Thank you very much for your hints and patience!
- Alexey.
>
>
> Regards,
>
> Luis Fernando
>
>
>
> Em quinta-feira, 26 de outubro de 2017 13:19:46 BRST, Alexey Roytman
><[email protected]> escreveu:
>
> Thanks for the hints.
>
> I've tried to use [i.e. copy-pasted a lot of] Cassandra*.java for my
> CSV-files example. It's really too wordy! So lot of code I need to
> understand later!..
>
> But what bothers me most for now is the fact that I just cannot pass
> List<RexNode> to [my modification of] CassandraTable.query(); I need to
> convert it to some string form within List<String> using
> CassandraFilter.Translator, and then, when passed to [my modification
> of] CassandraTable.query(), I need to parse these List<String> back...

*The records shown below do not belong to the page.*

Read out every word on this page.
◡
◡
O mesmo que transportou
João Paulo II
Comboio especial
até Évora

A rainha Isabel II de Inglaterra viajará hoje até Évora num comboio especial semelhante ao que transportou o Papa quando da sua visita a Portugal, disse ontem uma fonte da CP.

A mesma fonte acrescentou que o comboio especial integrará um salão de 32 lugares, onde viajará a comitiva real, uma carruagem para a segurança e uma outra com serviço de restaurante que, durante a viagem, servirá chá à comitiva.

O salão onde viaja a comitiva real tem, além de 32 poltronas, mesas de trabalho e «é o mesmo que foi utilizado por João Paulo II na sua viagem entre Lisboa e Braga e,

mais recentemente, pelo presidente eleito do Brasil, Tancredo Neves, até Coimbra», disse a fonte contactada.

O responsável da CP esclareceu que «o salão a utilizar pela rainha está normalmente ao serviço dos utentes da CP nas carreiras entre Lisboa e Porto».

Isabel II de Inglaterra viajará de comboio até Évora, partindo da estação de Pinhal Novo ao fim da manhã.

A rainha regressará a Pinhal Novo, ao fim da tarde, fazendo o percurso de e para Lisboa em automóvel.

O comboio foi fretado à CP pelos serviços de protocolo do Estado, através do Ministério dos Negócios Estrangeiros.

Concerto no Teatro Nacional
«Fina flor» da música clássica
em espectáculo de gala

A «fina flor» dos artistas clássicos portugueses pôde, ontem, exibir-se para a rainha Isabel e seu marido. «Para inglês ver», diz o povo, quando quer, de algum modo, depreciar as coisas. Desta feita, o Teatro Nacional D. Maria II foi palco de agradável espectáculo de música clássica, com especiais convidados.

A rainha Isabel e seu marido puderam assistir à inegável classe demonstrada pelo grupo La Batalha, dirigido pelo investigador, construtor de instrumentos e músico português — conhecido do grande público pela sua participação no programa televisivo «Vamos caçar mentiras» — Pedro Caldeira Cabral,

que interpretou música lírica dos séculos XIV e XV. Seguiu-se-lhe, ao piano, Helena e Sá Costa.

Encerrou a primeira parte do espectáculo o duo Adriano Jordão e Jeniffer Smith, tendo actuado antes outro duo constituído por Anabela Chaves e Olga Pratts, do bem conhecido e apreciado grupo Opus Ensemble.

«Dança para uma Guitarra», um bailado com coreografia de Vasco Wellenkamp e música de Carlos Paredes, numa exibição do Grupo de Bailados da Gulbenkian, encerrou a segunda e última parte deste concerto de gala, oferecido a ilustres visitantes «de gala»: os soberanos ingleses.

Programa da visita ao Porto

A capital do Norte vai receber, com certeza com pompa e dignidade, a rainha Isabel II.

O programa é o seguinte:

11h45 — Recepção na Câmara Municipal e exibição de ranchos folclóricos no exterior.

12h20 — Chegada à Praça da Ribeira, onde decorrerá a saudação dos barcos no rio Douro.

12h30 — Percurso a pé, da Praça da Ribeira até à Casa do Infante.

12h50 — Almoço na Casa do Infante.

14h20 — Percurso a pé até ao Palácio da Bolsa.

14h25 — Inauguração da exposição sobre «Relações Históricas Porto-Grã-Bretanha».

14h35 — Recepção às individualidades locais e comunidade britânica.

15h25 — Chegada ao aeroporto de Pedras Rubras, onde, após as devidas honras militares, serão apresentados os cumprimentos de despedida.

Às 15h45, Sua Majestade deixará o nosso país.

> Is there way to eliminate this back-and-forth serialization-deserialization?
>
> - Alexey.
>
> (P.S. Sorry for not keeping the email thread for now...)
>
> Julian Hyde wrote wrote:
>> By "write a rule" I mean write a class that extends RelOptRule. An
>> example is CassandraRules.CassandraFilterRule.
>> ProjectableFilterableTable was "only" designed for the case that
>> occurs 80% of the time but requires 20% of the functionality. Rules
>> run in a richer environment so have more power and flexibility.